2 Stunden an der frischen Luft und im Hobel wieder einigermaßen vorbei. Gegen Nachmittag zieht ein richtig böiger Wind auf, es wird ganz bedeckt und sieht nach Regen aus.

Aber wir wollen uns nicht beschweren, in Anger regnet es bei 5-8°C und wir haben immerhin 23°C. Morgen werden wir Richtung Marano Lagunare fahren.

 

Mittwoch 17.04.2024

Oh, es hat kräftig abgekühlt. Wir haben morgens nur noch 8,5°C, aber dafür ist es meist sonnig und es dauert nicht lange bis wir zumindest bei 16°C sind. Für die Fahrt nach Marano Lagunare nehmen wir von Anfang an die Landstraße über Rovigo, an den Lagunen von Venedig vorbei nach S.Dona di Piave, San Michele und Latisana. Immer wieder Schilder, die erklären, warum es Uschi öfter nicht gut geht. Nicht vergessen, auch für alle die nicht allergisch reagieren sehr ungesund!!!

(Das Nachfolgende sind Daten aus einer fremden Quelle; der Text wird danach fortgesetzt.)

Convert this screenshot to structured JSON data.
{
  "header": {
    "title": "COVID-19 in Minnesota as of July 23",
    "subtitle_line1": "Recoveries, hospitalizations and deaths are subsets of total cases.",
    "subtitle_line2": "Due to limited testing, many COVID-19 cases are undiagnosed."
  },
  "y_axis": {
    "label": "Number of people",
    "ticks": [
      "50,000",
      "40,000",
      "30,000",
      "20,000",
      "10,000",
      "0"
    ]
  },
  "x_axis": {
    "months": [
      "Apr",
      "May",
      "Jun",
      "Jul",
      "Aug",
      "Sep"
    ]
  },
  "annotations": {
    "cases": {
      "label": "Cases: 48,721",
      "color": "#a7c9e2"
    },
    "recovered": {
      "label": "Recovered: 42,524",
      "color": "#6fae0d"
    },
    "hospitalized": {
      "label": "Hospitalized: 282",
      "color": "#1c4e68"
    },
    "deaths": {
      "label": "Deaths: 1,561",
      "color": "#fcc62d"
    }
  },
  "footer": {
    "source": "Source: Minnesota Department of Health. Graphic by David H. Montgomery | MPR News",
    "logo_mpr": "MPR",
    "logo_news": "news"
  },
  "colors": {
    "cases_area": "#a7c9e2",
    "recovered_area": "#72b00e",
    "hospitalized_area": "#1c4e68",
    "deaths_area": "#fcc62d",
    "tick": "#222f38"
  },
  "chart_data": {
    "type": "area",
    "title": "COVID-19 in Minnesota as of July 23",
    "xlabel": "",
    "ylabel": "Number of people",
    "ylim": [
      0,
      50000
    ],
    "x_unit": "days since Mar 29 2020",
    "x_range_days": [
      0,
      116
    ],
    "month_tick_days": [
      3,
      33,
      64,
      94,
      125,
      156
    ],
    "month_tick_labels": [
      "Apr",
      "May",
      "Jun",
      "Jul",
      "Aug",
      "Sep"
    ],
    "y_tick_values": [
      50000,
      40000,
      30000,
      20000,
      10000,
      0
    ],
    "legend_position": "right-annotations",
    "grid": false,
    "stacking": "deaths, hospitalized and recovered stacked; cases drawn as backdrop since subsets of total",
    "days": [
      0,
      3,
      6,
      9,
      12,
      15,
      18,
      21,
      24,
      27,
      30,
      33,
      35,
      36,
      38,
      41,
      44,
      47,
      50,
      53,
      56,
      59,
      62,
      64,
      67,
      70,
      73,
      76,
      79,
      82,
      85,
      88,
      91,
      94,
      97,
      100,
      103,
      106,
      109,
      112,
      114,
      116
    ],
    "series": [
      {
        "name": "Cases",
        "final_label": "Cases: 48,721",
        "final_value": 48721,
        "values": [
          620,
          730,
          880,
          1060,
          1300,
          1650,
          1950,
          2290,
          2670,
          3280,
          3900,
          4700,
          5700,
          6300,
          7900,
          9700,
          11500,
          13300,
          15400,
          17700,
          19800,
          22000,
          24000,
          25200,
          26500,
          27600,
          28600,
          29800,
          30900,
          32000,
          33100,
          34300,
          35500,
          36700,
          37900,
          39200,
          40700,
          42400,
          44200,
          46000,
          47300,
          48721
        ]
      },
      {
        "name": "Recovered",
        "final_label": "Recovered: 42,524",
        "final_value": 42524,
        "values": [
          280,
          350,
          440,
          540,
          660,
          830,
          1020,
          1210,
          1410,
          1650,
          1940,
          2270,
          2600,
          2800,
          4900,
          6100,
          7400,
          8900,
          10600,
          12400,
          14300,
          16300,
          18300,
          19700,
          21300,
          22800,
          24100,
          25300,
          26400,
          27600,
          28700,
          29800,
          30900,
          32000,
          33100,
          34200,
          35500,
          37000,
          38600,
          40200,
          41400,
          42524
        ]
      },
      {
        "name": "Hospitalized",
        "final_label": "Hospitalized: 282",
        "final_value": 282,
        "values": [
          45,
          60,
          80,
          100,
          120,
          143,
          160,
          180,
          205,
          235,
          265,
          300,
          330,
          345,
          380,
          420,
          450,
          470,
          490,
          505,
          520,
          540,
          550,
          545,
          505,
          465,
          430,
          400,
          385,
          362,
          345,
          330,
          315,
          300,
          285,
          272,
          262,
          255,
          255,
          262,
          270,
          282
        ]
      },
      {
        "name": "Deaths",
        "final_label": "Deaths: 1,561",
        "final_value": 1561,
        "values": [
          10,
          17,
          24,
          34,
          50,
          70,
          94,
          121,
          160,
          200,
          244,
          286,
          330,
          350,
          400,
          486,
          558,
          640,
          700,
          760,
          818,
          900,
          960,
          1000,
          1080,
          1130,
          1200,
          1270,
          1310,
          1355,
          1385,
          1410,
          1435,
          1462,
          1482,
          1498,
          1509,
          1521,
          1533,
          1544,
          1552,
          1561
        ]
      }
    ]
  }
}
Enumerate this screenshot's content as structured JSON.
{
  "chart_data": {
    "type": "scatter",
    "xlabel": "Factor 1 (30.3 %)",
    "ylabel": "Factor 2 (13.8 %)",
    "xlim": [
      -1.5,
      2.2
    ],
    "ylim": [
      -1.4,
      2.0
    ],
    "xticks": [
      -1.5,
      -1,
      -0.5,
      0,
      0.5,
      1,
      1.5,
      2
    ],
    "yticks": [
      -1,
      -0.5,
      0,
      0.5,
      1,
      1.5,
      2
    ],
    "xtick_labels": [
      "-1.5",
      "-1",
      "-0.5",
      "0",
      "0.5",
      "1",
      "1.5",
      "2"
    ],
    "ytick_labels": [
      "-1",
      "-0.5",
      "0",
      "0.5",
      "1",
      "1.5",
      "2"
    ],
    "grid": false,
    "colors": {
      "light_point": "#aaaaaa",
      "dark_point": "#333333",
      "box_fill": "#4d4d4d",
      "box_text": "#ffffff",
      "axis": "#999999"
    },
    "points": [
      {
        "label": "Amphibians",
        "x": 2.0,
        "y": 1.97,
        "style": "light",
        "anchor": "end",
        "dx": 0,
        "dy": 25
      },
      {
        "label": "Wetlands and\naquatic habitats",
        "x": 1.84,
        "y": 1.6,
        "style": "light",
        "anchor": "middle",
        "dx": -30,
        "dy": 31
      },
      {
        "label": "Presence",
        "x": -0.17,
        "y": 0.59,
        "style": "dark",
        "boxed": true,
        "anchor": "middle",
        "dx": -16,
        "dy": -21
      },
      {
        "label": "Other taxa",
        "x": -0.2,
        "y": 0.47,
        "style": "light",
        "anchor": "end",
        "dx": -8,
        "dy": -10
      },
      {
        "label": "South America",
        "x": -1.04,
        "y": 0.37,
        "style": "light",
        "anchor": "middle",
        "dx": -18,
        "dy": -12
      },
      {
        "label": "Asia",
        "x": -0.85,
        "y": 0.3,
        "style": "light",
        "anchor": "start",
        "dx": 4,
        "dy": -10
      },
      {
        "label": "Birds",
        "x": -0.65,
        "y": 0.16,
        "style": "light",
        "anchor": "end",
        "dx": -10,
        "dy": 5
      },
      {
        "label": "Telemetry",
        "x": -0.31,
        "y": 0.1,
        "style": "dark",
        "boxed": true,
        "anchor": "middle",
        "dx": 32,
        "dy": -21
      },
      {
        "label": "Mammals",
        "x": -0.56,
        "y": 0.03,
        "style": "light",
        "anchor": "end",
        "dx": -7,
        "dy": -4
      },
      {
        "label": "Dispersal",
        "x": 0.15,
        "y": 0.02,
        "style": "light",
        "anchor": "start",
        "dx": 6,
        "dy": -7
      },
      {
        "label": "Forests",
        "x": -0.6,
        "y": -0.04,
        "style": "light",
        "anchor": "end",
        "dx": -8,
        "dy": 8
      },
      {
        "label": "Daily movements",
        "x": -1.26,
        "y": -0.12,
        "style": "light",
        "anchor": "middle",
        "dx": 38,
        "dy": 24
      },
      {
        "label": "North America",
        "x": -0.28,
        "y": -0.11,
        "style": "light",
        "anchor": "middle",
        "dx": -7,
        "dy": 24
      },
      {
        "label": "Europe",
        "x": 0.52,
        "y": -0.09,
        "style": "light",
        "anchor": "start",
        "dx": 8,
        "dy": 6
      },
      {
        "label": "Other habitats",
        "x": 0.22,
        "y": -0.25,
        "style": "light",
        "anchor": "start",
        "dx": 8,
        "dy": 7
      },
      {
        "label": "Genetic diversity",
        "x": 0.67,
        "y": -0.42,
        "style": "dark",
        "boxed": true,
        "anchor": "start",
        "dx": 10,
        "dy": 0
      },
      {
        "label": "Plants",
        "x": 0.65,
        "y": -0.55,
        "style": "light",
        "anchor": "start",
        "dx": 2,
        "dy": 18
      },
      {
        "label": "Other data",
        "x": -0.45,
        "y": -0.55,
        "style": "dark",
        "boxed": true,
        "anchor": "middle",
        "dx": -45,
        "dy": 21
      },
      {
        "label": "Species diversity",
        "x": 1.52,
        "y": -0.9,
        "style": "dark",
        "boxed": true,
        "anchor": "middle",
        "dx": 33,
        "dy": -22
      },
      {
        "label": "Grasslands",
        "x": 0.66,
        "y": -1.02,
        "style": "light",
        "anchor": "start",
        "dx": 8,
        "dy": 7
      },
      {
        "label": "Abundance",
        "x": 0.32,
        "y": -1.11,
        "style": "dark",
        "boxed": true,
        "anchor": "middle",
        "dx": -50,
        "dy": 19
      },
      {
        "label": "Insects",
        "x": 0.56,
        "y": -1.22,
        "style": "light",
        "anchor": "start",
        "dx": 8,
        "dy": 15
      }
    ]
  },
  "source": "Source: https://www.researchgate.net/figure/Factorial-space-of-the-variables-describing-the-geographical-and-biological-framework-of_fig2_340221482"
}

Etwas über 4 Stunden benötigen wir für die 202 km bis wir in Lagunare ankommen.

Da es kurz vor 13:00 Uhr ist, stellen wir den Hobel an dem von uns gewählten Übernachtungsplatz ab und gehen zum Essen in das kleine Lokal Al Mulo. Wie bisher jedes mal ganz hervorragend. Der nette, ursprüngliche Ort hat sich nicht zum Nachteil verändert. 

Obwohl es nun sehr gewittrig aussieht unternehmen wir noch einen Spaziergang zu der Lagune am Ortsende. In der Ferne donnert und blitzt es ab 16:00 Uhr.  Morgen wollen wir hier bleiben und ins nahe Vogelschutzgebiet gehen.